I’m not arguing that Werner should be transformed into a foaming at the mouth villain who constantly goes on about racial purity.  We have Von Rumpel for that.  I’m arguing that given what he sees and what he does, we need to do more than cheer for Werner as his character progresses through the novel.  If anything we should feel a sense of tragedy that an innocent life has been twisted toward such evil.  But for the meeting between Marie and Werner to have any impact we still have to love them equally, we still have to be cheering them on.  And so Werner is stuck in amber, a boy who just wanted to understand science and play with radio.  A boy who seems magically protected from the vileness of Nazi propaganda.
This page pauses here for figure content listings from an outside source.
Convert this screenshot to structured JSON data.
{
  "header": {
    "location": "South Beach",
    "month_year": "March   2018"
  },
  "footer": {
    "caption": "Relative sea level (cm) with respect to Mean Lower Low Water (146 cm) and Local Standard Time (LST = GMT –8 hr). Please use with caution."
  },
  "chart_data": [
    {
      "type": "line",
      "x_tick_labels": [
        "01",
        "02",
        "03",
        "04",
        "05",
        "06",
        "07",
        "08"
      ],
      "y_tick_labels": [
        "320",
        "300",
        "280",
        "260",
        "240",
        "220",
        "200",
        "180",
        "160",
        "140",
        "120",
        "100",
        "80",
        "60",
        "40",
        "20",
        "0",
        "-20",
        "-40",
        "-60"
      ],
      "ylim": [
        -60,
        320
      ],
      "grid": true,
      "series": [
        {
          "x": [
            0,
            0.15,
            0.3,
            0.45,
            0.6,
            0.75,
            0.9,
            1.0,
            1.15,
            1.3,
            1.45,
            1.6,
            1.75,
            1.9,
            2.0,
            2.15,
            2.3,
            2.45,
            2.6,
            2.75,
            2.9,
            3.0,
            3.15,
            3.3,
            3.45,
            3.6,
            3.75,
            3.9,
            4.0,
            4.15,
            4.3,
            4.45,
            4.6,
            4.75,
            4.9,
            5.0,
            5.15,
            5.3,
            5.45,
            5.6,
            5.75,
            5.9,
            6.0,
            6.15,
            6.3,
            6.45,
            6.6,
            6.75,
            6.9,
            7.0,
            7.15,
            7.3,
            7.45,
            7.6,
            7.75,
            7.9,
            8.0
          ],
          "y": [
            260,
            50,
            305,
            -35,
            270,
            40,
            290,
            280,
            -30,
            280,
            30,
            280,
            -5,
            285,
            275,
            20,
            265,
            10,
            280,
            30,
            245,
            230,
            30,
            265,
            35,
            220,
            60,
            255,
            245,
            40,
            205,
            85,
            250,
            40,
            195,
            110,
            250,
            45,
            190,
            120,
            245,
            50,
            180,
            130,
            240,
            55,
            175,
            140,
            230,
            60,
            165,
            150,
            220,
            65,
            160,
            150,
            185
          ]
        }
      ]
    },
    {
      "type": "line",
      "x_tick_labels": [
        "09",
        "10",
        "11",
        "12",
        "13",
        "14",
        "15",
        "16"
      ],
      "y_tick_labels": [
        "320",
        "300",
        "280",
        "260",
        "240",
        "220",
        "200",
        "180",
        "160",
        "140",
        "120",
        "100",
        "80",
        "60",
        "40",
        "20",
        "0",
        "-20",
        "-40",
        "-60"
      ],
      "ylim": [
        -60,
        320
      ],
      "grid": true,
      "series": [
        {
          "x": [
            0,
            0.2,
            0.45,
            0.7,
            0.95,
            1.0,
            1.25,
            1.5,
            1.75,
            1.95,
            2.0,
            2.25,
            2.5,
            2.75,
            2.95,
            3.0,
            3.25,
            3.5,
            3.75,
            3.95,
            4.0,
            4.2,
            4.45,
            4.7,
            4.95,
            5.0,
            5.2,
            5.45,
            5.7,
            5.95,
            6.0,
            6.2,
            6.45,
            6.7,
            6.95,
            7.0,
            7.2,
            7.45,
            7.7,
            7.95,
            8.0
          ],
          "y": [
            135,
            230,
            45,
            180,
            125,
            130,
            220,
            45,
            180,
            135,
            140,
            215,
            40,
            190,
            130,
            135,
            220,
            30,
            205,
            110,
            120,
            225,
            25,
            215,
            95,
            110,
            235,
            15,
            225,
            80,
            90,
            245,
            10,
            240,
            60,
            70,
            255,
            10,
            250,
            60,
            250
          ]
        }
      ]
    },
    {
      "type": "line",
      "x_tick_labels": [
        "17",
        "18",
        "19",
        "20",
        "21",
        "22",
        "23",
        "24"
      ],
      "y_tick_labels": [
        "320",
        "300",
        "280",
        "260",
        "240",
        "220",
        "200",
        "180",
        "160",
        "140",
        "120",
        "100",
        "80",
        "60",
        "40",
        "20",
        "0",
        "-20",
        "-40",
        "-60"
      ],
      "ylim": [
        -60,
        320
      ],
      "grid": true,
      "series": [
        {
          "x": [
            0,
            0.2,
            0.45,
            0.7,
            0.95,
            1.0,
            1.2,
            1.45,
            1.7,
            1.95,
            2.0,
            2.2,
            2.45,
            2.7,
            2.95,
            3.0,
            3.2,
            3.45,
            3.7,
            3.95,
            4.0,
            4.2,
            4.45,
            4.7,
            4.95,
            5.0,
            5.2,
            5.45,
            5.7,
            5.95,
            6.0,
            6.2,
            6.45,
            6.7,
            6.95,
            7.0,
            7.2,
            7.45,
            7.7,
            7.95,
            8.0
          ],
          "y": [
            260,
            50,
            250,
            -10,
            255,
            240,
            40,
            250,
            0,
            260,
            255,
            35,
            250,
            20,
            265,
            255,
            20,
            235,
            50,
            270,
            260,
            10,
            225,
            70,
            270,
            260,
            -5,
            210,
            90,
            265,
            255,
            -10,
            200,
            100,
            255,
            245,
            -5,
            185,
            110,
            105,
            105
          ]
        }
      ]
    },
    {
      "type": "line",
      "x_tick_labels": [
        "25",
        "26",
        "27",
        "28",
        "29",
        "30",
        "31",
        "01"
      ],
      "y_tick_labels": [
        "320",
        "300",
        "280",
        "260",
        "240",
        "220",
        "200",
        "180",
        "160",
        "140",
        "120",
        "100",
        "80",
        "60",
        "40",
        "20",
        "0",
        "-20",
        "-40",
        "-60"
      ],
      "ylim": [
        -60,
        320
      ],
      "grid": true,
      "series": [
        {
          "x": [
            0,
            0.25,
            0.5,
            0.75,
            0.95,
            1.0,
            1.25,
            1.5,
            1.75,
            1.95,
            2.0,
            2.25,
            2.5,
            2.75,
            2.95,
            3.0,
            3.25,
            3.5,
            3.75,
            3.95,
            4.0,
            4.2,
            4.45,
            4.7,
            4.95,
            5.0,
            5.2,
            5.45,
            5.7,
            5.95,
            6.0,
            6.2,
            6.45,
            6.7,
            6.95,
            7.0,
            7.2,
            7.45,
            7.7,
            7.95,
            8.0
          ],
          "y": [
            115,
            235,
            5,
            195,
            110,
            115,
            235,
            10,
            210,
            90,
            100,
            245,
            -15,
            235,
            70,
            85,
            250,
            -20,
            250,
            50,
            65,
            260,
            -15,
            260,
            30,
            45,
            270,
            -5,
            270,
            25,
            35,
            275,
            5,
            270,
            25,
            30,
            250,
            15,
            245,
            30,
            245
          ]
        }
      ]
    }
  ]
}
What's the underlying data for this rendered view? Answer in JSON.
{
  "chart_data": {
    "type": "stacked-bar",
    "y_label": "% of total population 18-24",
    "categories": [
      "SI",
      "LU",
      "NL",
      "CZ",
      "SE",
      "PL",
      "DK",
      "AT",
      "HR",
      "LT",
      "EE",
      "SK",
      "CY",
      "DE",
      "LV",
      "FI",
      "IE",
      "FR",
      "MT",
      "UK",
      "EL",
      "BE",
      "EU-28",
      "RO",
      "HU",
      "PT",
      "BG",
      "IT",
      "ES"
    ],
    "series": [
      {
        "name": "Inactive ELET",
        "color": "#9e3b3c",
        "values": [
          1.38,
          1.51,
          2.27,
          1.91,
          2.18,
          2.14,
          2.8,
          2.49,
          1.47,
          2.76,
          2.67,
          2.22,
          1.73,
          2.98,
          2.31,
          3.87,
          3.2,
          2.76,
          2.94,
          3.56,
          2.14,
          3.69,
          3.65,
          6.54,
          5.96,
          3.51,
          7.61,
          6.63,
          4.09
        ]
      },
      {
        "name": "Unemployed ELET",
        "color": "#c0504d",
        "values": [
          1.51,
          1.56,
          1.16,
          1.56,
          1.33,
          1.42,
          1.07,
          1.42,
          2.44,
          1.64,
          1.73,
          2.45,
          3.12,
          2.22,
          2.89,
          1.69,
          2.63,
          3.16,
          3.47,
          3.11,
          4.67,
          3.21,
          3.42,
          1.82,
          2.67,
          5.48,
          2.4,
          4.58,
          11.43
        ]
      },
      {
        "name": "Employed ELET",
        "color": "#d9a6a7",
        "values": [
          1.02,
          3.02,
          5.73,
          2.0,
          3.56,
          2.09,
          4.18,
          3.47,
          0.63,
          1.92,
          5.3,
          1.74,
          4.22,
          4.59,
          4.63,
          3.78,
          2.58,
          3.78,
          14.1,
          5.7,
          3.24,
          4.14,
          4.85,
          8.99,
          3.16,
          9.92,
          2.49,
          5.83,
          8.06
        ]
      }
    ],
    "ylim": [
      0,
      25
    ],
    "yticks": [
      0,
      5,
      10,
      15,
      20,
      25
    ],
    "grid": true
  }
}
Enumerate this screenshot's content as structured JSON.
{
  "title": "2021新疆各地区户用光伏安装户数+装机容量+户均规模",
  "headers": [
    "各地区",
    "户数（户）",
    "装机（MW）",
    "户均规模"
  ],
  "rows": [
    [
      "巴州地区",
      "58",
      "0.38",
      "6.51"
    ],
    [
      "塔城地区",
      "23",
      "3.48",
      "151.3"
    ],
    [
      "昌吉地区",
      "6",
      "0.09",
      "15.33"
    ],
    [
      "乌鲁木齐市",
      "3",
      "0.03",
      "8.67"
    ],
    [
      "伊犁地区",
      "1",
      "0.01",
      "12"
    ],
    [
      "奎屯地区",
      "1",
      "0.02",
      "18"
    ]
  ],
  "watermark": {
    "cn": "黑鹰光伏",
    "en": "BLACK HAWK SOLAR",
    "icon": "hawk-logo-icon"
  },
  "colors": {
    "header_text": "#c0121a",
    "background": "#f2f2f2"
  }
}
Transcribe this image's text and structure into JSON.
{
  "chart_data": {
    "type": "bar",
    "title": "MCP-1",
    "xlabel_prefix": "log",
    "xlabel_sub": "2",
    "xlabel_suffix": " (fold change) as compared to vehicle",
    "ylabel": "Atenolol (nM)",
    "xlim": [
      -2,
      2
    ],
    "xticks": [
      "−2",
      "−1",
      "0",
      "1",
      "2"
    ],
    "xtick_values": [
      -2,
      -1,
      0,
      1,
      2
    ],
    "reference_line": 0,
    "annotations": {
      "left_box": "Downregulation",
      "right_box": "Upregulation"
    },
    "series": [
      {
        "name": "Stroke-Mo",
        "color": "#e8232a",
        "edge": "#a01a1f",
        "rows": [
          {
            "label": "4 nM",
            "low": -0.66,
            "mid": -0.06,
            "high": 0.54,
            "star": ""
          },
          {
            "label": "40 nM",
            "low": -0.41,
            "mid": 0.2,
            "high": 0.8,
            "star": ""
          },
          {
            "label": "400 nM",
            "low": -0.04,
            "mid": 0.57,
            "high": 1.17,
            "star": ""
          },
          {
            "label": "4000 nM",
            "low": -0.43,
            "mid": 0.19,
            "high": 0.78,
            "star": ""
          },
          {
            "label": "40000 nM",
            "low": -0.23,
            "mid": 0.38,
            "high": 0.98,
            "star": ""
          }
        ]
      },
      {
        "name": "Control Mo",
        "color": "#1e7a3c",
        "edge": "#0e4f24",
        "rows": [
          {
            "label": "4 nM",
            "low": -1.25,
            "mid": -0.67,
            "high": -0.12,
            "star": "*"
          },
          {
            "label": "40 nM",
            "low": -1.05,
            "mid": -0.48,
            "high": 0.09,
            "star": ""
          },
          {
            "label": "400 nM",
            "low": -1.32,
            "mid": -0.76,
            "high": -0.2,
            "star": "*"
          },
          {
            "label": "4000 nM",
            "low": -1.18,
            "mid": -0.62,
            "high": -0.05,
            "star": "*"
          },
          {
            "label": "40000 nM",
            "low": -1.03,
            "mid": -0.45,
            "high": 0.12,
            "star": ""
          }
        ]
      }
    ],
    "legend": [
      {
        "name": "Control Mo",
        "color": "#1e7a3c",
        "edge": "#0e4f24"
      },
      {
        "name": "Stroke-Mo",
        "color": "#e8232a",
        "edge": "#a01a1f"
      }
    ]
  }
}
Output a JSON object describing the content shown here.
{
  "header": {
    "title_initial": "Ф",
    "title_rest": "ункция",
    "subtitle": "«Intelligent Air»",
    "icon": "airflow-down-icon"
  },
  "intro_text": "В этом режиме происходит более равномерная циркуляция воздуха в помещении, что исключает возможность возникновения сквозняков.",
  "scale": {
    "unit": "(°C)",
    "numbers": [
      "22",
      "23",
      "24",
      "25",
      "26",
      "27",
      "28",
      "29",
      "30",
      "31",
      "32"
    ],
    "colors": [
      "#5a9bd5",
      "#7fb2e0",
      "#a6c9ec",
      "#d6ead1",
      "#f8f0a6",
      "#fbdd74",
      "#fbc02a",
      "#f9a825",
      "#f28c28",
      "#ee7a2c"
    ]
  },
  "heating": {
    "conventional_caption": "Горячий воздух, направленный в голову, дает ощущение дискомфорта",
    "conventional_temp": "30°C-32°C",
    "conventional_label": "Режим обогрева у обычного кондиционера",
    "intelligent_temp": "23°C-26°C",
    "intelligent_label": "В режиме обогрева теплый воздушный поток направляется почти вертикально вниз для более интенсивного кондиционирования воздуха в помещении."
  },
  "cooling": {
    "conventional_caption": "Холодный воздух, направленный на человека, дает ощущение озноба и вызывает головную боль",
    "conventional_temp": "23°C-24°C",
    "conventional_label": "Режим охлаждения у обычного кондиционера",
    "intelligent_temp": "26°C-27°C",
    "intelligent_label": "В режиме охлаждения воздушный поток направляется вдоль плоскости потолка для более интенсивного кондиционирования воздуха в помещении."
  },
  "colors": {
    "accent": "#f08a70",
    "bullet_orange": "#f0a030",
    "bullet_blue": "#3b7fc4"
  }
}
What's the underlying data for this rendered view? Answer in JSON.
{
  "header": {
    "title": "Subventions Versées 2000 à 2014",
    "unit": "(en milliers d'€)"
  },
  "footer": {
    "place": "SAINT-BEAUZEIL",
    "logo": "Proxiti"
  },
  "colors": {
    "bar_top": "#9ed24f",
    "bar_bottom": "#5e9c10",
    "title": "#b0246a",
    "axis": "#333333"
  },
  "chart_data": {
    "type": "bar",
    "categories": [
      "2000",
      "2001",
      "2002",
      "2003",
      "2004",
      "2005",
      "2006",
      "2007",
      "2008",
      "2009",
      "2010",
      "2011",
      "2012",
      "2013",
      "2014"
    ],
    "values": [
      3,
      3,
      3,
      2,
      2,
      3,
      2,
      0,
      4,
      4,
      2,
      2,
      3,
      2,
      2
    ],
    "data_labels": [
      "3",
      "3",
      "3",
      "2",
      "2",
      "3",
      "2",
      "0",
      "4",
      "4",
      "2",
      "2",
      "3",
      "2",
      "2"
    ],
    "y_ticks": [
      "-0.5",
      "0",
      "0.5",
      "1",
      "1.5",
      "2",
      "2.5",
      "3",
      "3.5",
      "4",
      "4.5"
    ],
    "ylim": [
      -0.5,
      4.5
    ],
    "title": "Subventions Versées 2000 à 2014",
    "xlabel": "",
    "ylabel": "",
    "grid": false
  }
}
Yes, I grant that I seem to be asking for a different book than what was intended.  And it’s hard to blame the author for following his vision and not mine.  And yet I can’t get that sour taste out of my mouth, the feeling that for all its gorgeous prose and thematic richness, All The Light We Cannot See is a contrived novel where at least one of the characters has been stuck on pause to provide for a particular effect.